Corruption au Parlement européen: le journal l’Humanité publie une enquête sur le « Marocgate »

Le journal français l’Humanité a publié une enquête sur le « Marocgate », retentissant scandale de corruption au sein du Parlement européen (PE), dans laquelle il revient sur « la politique d’influence que déploie Rabat au cœur des institutions européennes » avec un mode opératoire consistant à soudoyer des eurodéputés en contrepartie de leur « alignement » sur les intérêts du régime du Makhzen.
L’enquête parue sous le titre « De Bruxelles à Paris, les amis du roi du Maroc », dans l’édition du vendredi 6, samedi 7 et dimanche 8 janvier, revient sur l’envers du décor de ce qui est déjà considéré comme l’un des
plus grands scandales de corruption ayant secoué les institutions européennes.
Le journal, qui en est au deuxième volet de son enquête sur le « Marocgate », s’est penché sur le cas de personnalités françaises qualifiées comme étant « des cibles privilégiées du lobbying de l’Etat du Maroc ».
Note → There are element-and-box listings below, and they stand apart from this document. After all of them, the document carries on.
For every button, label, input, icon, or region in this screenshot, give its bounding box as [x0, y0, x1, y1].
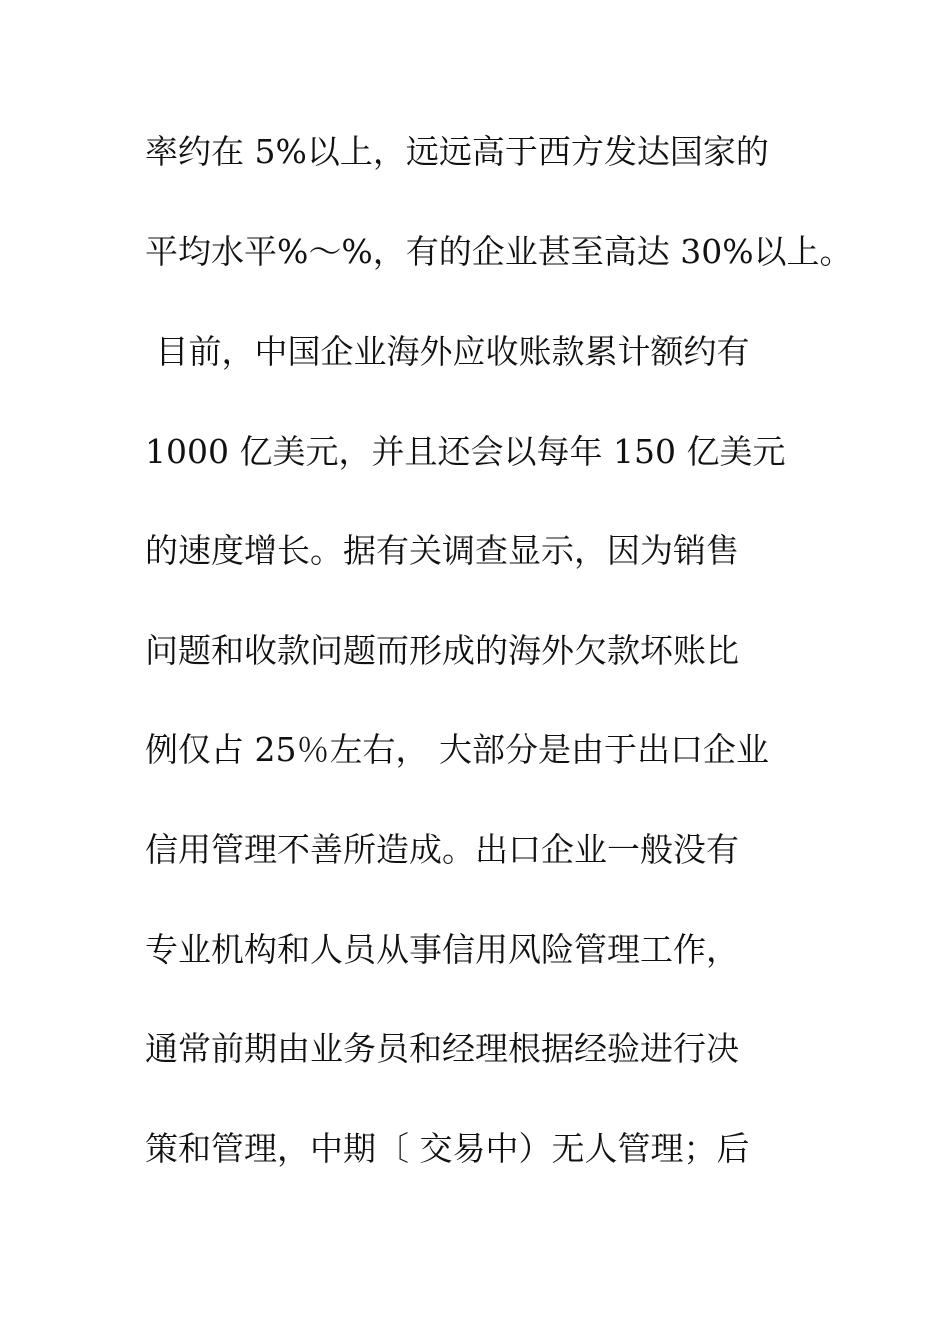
text-line: 1000 亿美元，并且还会以每年 150 亿美元: [145, 432, 786, 471]
text-line: 目前，中国企业海外应收账款累计额约有: [145, 332, 750, 371]
text-line: 策和管理，中期〔 交易中）无人管理；后: [145, 1129, 750, 1168]
text-line: 平均水平%～%，有的企业甚至高达 30%以上。: [145, 232, 853, 271]
text-line: 的速度增长。据有关调查显示，因为销售: [145, 531, 739, 570]
text-line: 通常前期由业务员和经理根据经验进行决: [145, 1029, 739, 1068]
text-line: 率约在 5%以上，远远高于西方发达国家的: [145, 132, 769, 171]
text-line: 问题和收款问题而形成的海外欠款坏账比: [145, 631, 739, 670]
text-line: 例仅占 25％左右， 大部分是由于出口企业: [145, 730, 769, 769]
text-line: 专业机构和人员从事信用风险管理工作，: [145, 930, 739, 969]
text-line: 信用管理不善所造成。出口企业一般没有: [145, 830, 739, 869]
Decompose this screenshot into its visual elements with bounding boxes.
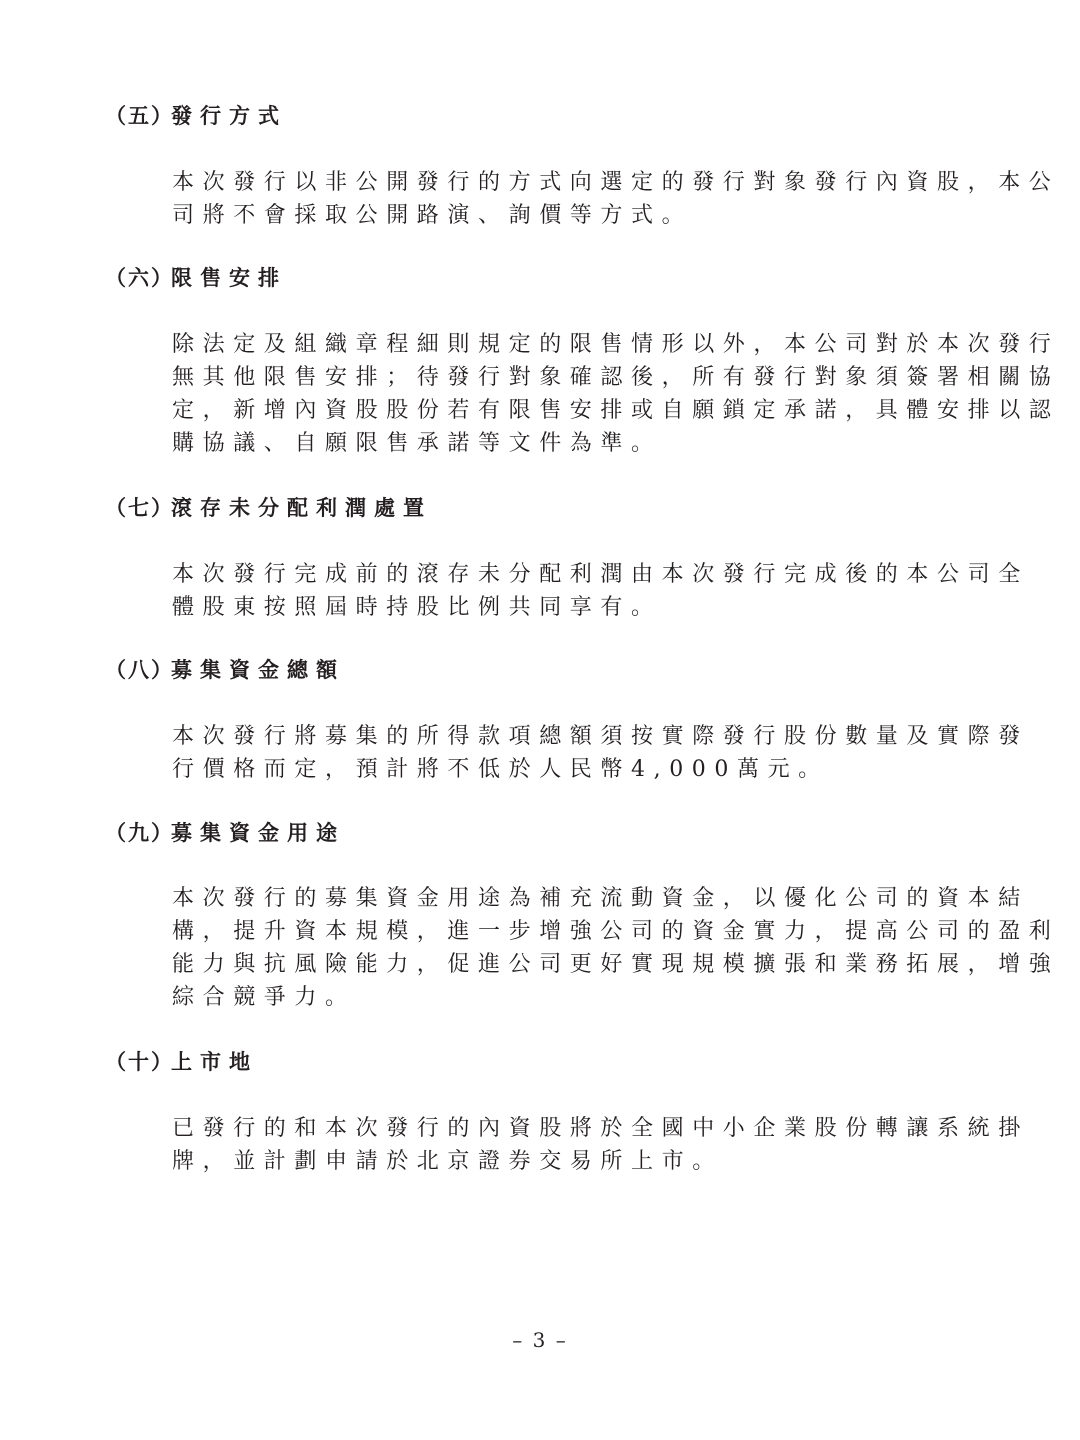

Comme dévoilé par plusieurs médias et des eurodéputés, l’auteur de l’article, Rosa Moussaoui souligne, en outre, que l’ex-eurodéputé italien Pier Antonio Panzeri aurait été « relié de longue date » aux services secrets marocains par l’entremise d’Abderrahim Atmoun, actuel ambassadeur du Maroc en Pologne, présenté dans les auditions des enquêteurs belges comme un « pourvoyeur de cadeaux aux allures de contreparties de l’alignement de certains élus sur les positions défendues par le Maroc, en particulier sur le dossier du Sahara occidental ».
A cet égard, elle s’est interrogée sur l’implication probable d’élus français à Bruxelles qui se seraient à leur tour vu offrir des cadeaux. Le journal précise que pour l’avoir laissé entendre, l’ancien eurodéputé écologiste français José Bové est aujourd’hui visé par une plainte en diffamation déposée en France par l’ancien ministre marocain de l’Agriculture, devenu chef du gouvernement, Aziz Akhannouch.
L’ex-eurodéputé, contacté par le journal français, raconte avoir décliné en 2015 des « propositions » -marocaines- pour « arranger les choses » alors qu’il s’opposait, comme rapporteur de la Commission du commerce extérieur,
à l’accord UE-Maroc sur les mesures de libéralisation réciproque en matière de produits agricoles et de produits de la pêche.
Dans ce cadre, une note de la mission du Maroc auprès de l’Union européenne (UE) estampillée « confidentiel » et divulguée en 2014 avec des milliers d’autres documents par un hacker anonyme se faisant appeler Chris Coleman – des câbles dont Rabat n’a jamais contesté l’authenticité ,alertait sur le dépôt possible « d’amendements malveillants » par des « adversaires » avant l’adoption par le PE de rapports consacrés à l’éradication de la torture dans le monde et aux relations commerciales de l’UE avec les pays de la Méditerranée.
Elle préconise ensuite « un suivi permanent des questions inhérentes à, notamment, l’accord agricole Maroc-UE ».